Spellbound (Jeffrey Blitz)

Okay, this was made for cable TV.  But did its structure have to seem so schematic?  (I could not help mentally inserting commercial breaks.)  I guess I may as well note that I was on the defensive with this film, given that my first attempt at viewing it was thwarted by smug Berkeley liberals, laughing derisively at the dumb Texas rednecks and their political incorrectness.  The film itself sets this up to an extent (e.g., the cheap shots of misspelled marquees).  But more than this, Blitz seems to constantly imply some kind of social or political meaning, in order to lend his fluffy doc some gravity.  Yet he refuses to follow through.  In retrospect, it’s clear that the film came into shape following the win of a particular subject, who the film then surrounds by his / her opposite numbers, to show (I guess) that working class kids don’t really have a prayer, but (relax) rich kids can’t exactly buy the bee outright.  Hooray for the immigrant middle class.  Look at the weird white kid from Jersey.  In America, if you work hard you can accomplish (almost) anything.  Cut to big American flag in the lobby.  No child left behind.  Four more years.




Charlie’s Angels: Full Throttle (McG)

The effects were dumb, the jokes weren’t funny, and when a certain key cast member from the last film showed up, and things started to look really promising, he’s quickly dispensed with.  Musical cues follow the logic of late-night talk show bands (surfing scene? “Mizerlou”!, etc.), and where the first time it felt like Drew’s wacky mix tape, this time it was strictly by committee.  What can you say about a film which uses a Rage Against the Machine song to accompany the annihilation of scads of Mongolian heathens?
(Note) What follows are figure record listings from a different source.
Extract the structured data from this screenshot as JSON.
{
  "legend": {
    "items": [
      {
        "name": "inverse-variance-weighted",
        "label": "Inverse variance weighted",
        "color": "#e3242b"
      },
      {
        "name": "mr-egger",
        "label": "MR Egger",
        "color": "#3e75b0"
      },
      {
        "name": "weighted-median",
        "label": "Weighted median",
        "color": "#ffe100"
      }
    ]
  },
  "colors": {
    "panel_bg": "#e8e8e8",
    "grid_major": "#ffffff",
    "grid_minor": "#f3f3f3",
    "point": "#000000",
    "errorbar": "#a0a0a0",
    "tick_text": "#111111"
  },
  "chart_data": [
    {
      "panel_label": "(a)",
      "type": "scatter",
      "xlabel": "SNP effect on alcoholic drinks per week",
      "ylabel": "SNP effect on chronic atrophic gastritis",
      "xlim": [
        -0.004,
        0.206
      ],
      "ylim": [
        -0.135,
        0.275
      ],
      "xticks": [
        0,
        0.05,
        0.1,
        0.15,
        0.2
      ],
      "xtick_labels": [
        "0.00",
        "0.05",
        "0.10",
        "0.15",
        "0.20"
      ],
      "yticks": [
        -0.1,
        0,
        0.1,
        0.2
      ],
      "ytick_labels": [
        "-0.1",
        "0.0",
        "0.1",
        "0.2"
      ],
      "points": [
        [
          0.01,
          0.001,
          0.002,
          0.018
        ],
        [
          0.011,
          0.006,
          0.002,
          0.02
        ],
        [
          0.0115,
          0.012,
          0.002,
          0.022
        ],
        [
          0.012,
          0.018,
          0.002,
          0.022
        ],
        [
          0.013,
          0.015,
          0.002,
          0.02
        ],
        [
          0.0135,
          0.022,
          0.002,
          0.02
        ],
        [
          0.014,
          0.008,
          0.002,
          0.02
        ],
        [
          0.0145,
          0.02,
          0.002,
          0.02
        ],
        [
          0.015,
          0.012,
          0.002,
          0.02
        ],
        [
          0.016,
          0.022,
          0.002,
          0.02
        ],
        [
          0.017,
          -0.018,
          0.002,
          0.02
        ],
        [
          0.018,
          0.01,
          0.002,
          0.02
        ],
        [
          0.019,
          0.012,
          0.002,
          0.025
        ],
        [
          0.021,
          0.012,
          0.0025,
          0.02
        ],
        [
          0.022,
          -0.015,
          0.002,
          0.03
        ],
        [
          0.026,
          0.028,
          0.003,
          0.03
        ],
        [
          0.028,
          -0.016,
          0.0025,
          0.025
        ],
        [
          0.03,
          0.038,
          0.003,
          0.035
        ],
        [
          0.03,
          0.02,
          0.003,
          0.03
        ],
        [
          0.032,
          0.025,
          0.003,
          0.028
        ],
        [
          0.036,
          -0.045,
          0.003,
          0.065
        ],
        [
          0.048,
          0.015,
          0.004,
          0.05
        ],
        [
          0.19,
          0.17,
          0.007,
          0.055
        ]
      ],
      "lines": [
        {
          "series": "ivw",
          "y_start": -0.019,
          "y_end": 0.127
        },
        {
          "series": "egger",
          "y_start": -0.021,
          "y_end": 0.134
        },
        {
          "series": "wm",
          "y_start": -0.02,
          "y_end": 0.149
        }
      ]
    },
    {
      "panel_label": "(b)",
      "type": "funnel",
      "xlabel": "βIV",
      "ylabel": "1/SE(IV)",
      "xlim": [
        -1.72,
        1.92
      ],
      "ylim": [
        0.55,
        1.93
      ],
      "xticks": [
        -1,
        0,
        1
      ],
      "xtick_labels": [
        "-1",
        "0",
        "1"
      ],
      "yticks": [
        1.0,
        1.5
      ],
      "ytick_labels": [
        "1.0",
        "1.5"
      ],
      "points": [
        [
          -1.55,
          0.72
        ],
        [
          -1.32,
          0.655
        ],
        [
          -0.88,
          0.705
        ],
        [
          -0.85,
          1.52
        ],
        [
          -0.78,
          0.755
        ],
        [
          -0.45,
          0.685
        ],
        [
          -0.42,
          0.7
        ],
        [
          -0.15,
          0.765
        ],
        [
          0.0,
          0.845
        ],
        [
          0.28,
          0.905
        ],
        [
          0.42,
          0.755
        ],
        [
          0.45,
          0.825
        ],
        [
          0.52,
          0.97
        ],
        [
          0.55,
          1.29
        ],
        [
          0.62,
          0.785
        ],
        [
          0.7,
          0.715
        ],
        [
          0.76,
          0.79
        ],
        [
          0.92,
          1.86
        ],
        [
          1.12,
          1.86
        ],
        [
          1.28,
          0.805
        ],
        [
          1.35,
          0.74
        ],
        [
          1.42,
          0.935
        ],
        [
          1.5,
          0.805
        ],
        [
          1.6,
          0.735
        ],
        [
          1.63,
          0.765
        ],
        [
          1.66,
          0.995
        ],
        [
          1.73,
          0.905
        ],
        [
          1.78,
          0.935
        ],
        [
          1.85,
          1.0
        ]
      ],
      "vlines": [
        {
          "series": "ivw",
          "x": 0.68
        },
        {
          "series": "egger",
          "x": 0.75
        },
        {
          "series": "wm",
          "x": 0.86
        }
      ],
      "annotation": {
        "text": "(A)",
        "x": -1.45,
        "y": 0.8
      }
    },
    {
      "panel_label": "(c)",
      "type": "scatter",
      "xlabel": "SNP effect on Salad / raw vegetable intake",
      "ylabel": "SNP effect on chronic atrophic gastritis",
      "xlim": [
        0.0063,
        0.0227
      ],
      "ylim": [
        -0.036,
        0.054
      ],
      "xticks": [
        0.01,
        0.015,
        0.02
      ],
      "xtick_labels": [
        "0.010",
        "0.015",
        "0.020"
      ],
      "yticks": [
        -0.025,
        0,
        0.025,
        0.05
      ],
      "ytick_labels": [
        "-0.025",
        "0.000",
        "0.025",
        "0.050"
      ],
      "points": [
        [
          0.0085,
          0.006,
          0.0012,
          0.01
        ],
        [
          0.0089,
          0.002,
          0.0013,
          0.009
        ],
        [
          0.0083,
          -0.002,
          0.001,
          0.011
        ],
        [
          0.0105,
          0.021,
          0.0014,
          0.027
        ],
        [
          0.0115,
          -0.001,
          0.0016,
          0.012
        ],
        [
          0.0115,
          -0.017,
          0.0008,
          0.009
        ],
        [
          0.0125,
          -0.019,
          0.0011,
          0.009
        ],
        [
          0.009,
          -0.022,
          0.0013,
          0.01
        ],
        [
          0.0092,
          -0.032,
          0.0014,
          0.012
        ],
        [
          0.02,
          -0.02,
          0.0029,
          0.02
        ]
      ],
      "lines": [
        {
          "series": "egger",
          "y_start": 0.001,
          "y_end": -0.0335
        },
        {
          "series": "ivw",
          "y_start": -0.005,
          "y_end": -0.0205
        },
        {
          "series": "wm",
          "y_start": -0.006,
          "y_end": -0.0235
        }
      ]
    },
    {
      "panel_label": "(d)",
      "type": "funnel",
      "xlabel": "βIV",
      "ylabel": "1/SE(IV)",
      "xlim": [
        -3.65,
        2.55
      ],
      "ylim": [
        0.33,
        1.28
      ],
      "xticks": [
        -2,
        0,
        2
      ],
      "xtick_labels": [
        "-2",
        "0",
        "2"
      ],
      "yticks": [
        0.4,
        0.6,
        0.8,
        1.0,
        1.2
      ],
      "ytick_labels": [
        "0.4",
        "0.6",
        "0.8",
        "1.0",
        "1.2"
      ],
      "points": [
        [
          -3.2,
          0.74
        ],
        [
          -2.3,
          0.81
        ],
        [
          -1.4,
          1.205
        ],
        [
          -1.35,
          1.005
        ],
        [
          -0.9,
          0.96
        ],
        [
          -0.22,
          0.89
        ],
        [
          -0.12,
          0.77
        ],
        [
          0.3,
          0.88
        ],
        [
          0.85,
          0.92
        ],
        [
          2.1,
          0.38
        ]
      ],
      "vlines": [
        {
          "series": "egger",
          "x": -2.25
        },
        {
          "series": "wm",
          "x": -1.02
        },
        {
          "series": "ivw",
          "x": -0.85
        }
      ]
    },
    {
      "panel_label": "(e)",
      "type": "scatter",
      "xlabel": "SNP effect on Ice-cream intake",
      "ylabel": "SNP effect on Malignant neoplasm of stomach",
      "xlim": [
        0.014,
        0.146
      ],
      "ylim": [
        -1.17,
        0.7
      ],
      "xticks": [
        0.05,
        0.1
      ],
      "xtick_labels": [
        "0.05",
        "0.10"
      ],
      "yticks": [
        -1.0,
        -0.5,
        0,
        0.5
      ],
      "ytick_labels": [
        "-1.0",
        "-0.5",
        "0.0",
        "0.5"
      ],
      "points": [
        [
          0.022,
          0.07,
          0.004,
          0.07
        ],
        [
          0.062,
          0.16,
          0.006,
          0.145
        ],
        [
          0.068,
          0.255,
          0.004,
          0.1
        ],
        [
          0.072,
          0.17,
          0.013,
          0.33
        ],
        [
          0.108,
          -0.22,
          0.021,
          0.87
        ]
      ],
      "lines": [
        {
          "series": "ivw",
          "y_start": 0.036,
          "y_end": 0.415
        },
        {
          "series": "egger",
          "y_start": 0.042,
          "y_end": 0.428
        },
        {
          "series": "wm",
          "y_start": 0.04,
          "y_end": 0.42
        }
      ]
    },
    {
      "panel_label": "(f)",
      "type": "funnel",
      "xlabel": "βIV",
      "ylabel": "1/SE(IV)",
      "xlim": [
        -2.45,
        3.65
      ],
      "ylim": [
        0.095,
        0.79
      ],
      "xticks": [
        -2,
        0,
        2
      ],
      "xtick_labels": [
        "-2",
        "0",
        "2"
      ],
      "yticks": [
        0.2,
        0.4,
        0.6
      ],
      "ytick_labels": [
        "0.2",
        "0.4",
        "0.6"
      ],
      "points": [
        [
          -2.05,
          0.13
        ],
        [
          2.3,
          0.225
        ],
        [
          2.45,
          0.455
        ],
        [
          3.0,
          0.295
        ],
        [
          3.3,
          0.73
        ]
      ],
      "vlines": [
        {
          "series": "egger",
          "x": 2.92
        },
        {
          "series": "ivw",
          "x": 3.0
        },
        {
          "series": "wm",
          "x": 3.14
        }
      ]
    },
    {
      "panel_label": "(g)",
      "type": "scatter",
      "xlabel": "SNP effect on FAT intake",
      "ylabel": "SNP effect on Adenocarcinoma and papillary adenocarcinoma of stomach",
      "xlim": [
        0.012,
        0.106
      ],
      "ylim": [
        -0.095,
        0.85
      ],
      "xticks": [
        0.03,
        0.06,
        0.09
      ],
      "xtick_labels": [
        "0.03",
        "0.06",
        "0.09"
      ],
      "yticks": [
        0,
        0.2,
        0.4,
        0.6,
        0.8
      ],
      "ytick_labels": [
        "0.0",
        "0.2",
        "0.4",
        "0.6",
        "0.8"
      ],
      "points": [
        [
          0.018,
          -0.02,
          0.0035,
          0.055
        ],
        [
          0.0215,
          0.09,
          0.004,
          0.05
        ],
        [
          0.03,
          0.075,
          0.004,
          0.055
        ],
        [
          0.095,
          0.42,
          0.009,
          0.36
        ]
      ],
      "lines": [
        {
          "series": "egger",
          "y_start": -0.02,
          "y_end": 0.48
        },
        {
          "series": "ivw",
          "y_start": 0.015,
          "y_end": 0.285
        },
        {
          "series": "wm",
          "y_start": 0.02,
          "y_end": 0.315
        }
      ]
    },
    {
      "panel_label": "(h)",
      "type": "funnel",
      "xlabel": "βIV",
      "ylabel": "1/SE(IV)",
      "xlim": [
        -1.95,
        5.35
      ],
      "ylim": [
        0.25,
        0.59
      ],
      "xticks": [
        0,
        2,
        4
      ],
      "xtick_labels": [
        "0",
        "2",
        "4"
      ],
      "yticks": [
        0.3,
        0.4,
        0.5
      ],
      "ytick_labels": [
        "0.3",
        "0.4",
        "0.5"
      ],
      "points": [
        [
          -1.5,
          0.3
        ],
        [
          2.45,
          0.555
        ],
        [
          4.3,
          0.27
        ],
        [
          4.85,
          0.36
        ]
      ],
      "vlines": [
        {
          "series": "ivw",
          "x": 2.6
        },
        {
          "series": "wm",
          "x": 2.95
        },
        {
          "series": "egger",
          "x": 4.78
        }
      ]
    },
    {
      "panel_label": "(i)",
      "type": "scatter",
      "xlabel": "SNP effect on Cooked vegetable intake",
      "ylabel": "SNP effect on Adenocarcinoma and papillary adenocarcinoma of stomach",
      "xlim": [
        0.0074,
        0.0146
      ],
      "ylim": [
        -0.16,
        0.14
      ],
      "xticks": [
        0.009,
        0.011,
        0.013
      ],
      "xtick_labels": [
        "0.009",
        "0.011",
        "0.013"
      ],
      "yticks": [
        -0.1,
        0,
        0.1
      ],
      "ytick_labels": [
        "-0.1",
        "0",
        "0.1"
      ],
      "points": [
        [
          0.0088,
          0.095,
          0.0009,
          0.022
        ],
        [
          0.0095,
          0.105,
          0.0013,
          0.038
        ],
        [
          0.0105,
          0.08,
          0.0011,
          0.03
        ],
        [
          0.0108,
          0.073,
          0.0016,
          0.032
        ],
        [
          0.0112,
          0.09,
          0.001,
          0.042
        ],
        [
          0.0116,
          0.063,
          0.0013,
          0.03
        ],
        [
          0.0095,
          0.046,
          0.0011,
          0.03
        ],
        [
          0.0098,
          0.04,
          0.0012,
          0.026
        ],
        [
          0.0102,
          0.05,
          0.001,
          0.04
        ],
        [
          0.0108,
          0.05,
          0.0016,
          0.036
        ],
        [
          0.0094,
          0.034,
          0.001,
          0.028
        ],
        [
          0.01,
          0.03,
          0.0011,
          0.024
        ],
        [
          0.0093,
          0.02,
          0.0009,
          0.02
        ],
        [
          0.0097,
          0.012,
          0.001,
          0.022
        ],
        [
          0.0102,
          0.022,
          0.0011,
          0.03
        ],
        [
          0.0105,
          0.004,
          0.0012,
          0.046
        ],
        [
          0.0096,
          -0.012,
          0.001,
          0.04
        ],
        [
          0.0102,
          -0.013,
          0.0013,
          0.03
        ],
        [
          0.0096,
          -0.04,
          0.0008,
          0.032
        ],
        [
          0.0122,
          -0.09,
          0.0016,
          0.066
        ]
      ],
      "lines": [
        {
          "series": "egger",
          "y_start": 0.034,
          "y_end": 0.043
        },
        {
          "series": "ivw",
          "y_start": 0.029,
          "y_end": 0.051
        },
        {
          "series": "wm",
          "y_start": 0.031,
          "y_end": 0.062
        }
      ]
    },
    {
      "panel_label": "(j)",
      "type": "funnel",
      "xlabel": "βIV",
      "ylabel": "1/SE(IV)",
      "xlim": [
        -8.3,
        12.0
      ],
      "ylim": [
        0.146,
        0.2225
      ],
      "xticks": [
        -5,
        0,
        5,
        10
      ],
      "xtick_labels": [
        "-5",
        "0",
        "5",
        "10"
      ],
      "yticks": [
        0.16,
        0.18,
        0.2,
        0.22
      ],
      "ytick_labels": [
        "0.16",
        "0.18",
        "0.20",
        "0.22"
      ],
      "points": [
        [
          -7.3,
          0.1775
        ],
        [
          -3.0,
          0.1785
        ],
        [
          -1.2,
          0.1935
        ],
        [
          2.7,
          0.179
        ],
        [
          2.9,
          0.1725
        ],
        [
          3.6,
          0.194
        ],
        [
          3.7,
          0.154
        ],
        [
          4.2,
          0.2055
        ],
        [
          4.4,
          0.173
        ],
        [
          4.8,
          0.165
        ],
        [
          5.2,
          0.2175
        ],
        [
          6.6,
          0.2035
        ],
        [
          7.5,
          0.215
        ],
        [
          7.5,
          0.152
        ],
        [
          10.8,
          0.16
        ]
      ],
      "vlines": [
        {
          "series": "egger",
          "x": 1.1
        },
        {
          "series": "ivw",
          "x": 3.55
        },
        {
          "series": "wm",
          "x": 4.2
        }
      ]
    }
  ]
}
Or that shows the villain getting a bit Sapphic just before she’s slain?  A pretty neo-con idea of frivolous fun.


Wrong Turn (Rob Schmidt)

The worst of both worlds, really.  Too corporatized to exhibit the subversive elements that make B-grade horror worth checking out, and too low-budget to have, you know, real actors, or a DP who can shoot a dark forest without turning it into a unwatchable gray mess.  Also, the potentials of the inbred hillbilly trope are left sorely unexplored.  Why not have these guys do some really disturbing shit?  I mean jesus Rob, we’ve seen Texas Chainsaw Massacre and The Hills Have Eyes.  (Have you?)